Hayatın içindeki neye bakarsak bakalım, neyi ele alırsak alalım, iyi bir şey açığa çıkmışsa mutlaka ve mutlaka bilinçli bir yola giriş ve bilinçli bir çaba harcandığını görürüz. Güzel bir bahçe, verimli bir bağ, temiz bir sokak, insanın üzerinde iyi duran bir elbise, iyi yetiştirilmiş bir çocuk ve kim nasıl davranırsa davransın, nasıl konuşursa konuşsun nezaketini koruyabilmek; bunların hepsi, bir anlayışı oluşturan pek çok fikir bileşeninin, anlayışın bir araya gelmesiyle oluşmuş bir inancın ürünüdür. İnsan var olmasına, hayata ve içindekilerle iletişimine ne kadar değer veriyorsa, kendisini de o değere uygun bir şekilde davranırken bulur.

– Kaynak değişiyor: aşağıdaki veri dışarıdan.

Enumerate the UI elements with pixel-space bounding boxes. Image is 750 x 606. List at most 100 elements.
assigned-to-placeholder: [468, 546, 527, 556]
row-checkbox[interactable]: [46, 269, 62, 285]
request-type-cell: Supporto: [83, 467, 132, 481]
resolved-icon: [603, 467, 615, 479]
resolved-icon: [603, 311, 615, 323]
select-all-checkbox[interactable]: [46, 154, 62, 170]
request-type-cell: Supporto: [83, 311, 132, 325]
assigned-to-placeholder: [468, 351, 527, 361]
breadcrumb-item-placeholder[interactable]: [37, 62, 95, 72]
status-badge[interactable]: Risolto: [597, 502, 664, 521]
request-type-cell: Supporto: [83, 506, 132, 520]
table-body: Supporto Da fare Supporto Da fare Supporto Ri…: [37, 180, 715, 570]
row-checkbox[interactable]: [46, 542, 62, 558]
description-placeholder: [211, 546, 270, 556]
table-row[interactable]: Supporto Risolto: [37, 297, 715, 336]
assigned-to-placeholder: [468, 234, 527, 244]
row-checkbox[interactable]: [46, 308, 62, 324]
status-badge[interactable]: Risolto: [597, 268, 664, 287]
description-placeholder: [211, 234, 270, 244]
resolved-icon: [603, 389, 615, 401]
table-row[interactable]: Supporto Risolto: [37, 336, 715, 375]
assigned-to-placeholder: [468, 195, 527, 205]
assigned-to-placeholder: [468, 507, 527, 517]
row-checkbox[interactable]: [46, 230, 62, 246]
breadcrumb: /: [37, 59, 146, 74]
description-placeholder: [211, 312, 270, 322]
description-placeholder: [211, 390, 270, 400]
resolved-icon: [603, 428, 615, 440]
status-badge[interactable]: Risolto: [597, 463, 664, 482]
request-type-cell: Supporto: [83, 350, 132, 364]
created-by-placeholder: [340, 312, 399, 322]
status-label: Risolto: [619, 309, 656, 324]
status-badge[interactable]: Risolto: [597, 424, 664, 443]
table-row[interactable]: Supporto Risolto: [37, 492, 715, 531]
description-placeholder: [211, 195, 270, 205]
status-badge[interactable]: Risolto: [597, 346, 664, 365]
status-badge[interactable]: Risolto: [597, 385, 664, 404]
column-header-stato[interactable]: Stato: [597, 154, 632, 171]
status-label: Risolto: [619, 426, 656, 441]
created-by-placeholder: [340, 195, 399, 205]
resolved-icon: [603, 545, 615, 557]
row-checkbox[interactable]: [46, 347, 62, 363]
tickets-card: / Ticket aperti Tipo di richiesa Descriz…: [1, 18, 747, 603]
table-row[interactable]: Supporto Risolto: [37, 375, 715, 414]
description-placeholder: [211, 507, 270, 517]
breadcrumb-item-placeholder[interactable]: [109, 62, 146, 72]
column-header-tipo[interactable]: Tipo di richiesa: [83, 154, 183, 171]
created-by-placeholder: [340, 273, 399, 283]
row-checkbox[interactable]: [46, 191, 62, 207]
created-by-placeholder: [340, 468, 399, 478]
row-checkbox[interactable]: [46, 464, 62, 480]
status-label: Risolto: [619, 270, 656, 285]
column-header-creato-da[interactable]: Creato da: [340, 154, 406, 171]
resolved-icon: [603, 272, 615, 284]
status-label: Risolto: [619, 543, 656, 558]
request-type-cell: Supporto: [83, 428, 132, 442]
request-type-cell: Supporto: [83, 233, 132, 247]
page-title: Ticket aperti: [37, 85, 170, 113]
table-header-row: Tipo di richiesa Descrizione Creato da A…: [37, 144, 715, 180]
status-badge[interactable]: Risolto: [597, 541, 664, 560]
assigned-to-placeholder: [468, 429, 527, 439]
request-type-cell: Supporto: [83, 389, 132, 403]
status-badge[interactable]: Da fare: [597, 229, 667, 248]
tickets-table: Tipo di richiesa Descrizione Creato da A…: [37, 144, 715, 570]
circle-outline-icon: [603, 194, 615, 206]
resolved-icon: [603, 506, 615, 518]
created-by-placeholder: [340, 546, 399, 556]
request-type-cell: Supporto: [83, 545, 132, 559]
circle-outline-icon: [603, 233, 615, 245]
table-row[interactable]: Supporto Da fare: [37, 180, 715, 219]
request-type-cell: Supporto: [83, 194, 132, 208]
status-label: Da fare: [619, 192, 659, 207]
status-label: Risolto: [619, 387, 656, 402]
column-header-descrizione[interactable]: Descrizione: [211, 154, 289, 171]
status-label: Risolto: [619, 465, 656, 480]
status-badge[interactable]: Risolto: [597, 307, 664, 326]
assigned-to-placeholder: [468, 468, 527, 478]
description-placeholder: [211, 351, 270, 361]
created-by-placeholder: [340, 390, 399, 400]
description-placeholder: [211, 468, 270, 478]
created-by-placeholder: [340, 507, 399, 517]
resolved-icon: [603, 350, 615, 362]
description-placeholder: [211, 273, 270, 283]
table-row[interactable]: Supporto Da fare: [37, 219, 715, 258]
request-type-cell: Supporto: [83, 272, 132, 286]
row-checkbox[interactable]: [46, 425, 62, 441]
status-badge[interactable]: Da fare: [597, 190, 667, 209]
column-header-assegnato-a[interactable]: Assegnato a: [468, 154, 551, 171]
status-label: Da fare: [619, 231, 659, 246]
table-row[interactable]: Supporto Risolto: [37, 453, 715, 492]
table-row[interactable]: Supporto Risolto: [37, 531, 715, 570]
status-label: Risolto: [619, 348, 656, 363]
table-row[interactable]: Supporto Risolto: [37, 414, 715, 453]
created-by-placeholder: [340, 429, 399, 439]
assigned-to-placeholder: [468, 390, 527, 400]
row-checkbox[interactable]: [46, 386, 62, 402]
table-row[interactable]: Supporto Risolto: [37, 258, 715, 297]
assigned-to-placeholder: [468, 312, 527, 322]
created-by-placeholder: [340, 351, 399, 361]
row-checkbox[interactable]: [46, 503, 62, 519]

Öğrendikçe sıkıntılara daha kolay göğüs gereriz

Okuma alışkanlığımız, kullandığımız kelime sayısı ve çevremizdeki aklı gelişmiş insanlarla olan irtibatımız; yeni bilgiler edinmemize vesile olur. Bunlarla zihnimizde yeni seçenekler oluşur. Bir bakış açısı, bir yaklaşım biçimi ve olaylar karşısındaki pozisyonumuz hakkında düşüncelerimiz zenginleşir. Bir romandaki kahramanın mücadelesi, bir annenin çocuğunun hastalığı iyi olsun diye çırpınışı, bir babanın bacağı kırıldığı halde eve para getirebilmek için yapabileceğinin en iyisini yapmaya çalışması; bizim ufkumuzu açar. Her kelime, yeni bir düşünce kapısının anahtarı gibidir, açar. O zaman, hayatın nasıl yaşandığında daha doğru olacağının izdüşümlerini buluruz okuduklarımızda.

Yeni bilgiler yeni cümlelere yolcudur

Bazen, yaşanan olayları ve sonuçlarını okuma, öğrenme zenginliğimiz olur. Kimi zaman kendi tecrübemizden, kimi zaman başkalarının hayatlarındaki tecrübelerinden de dersler alır, öğreniriz. Yüzdeki mutluluğu, gözlerdeki hüznü, sözlerin yürek ağırlığına paralel bir renge bürünmesini okunmasını öğrenebilirsek, bunlardan çok değerli dersler elde ederiz... Her öğrenme, bizi bir üst basamağa taşır. Başta kendimizi görme ve yanlış olanı doğrusuyla değiştirebilme anlayışını ve gücünü kazandırır bize. Mücadelenin, var olmamıza anlam katan en önemli değer olduğunu anlarız. Elimizi çektiğimiz ve mücadelesini vermediğimiz şeylerin, kaybolmaya yüz tutacağını kavrarız.

Hayatın mayasında gayret vardır

Görüyoruz ki bir kelebeğin kozasından çıkması, bir çiftçinin tarlasını ekmesi, bir bebeğin doğması, bir yemeğin hazırlanması dahil varlığımızın sürdürülmesi için gerekli pek çok şey; çoğu kere zorlanarak bir şeyleri yapmamızı gerektirir. Bir zorluk, bilinmezlik ve bir şeylerin kolaylıkla değil de uğraşarak ortaya çıkması; bunun nasıl daha kolay yapılabileceği, nasıl çalışılırsa daha iyi bir sonuç elde edileceği arayışına sevk eder bizi. O işi bitirdiğimizde ise çok daha iyi bir durumda buluruz kendimizi, en başta da güvenimizi kazanırız. Bu ise insana şükür duygusu ve başarmışlık hissi verir. Bu his, bizim başka sıkıntıları daha kolay göze almamızı sağlar. Yani zorluklar, bizim mücadele gücümüzü ve yapabilme kat sayımızı artırır.

Sıkıntı yoksa gelişim, gelişim yoksa ilerleme de yoktur. Bu da demek oluyor ki ilerleme yoksa gerileme vardır. O zaman kendimize ve çocuklarımıza, hayatımız için önemli olan her işte bir güçlük bulunabileceğini ve zorluğun üstesinden gelebilmenin bize tahmin edemeyeceğimiz kadar güzel müjdeler sakladığını yaşayarak öğretebilmeliyiz.